Quello che desta preoccupazione tra gli operatori in questi giorni è anche l'incertezza legata ai provvedimenti per limitare il contagio da Covid-19. "Il problema grosso, e lo vediamo tutti come singoli cittadini, è che non sappiamo cosa aspettarci - osserva il presidente di Sogemi - qua c'è una emergenza che sta portando a dei provvedimenti straordinari ma con una frequenza incredibile. Il nostro problema è che l'approvvigionamento alimentare ha almeno un anticipo di 4-5 giorni: uno dovrebbe sapere cosa è previsto almeno nei prossimi due giorni per sapere cosa aspettarsi". "L'incertezza sui futuri provvedimenti lascia in grossa difficoltà, anche se - sottolinea con decisione Ferrrero - il mercato dell'agroalimentare all'ingrosso è un servizio di pubblica utilità e quindi noi dobbiamo restare aperti. Anche perché se chiudiamo, anche i dettaglianti oltre agli ambulanti sono alla disperazione. Non si possono avere solo le code davanti ai supermercati, c'è un sistema sociale fatto di tanti piccoli commercianti".
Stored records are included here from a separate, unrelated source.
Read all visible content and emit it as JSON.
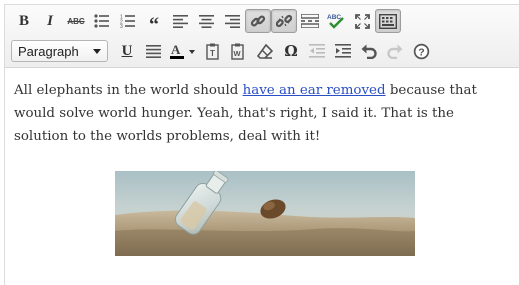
{
  "toolbar": {
    "row1": [
      {
        "name": "bold-button",
        "icon": "bold-icon",
        "glyph": "B",
        "active": false
      },
      {
        "name": "italic-button",
        "icon": "italic-icon",
        "glyph": "I",
        "active": false
      },
      {
        "name": "strikethrough-button",
        "icon": "strikethrough-icon",
        "glyph": "ABC",
        "active": false
      },
      {
        "name": "bullet-list-button",
        "icon": "bullet-list-icon",
        "active": false
      },
      {
        "name": "numbered-list-button",
        "icon": "numbered-list-icon",
        "active": false
      },
      {
        "name": "blockquote-button",
        "icon": "blockquote-icon",
        "glyph": "“",
        "active": false
      },
      {
        "name": "align-left-button",
        "icon": "align-left-icon",
        "active": false
      },
      {
        "name": "align-center-button",
        "icon": "align-center-icon",
        "active": false
      },
      {
        "name": "align-right-button",
        "icon": "align-right-icon",
        "active": false
      },
      {
        "name": "insert-link-button",
        "icon": "link-icon",
        "active": true
      },
      {
        "name": "remove-link-button",
        "icon": "unlink-icon",
        "active": true
      },
      {
        "name": "insert-more-button",
        "icon": "more-tag-icon",
        "active": false
      },
      {
        "name": "spellcheck-button",
        "icon": "spellcheck-icon",
        "active": false
      },
      {
        "name": "fullscreen-button",
        "icon": "fullscreen-icon",
        "active": false
      },
      {
        "name": "kitchen-sink-button",
        "icon": "kitchen-sink-icon",
        "active": true
      }
    ],
    "format_select": {
      "value": "Paragraph"
    },
    "row2_glyphs": {
      "underline": "U",
      "special_char": "Ω",
      "text_color": "A"
    }
  },
  "content": {
    "text_before_link": "All elephants in the world should ",
    "link_text": "have an ear removed",
    "text_after_link": " because that would solve world hunger.  Yeah, that's right, I said it.  That is the solution to the worlds problems, deal with it!"
  },
  "colors": {
    "link": "#2a4fc5",
    "text_color_swatch": "#000000",
    "spellcheck_green": "#2f8f2f"
  }
}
Per ora l'unica chiusura fissata è quella di sabato 14 marzo quando il Mercato agroalimentare resterà chiuso al pubblico. "Abbiamo tenuto aperto fino sabato scorso - ha commentato - questo sabato, visto l'aumento delle misure restrittive e la volontà di tutelare al massimo il funzionamento del mercato all'ingrosso, abbiamo deciso di sospenderlo".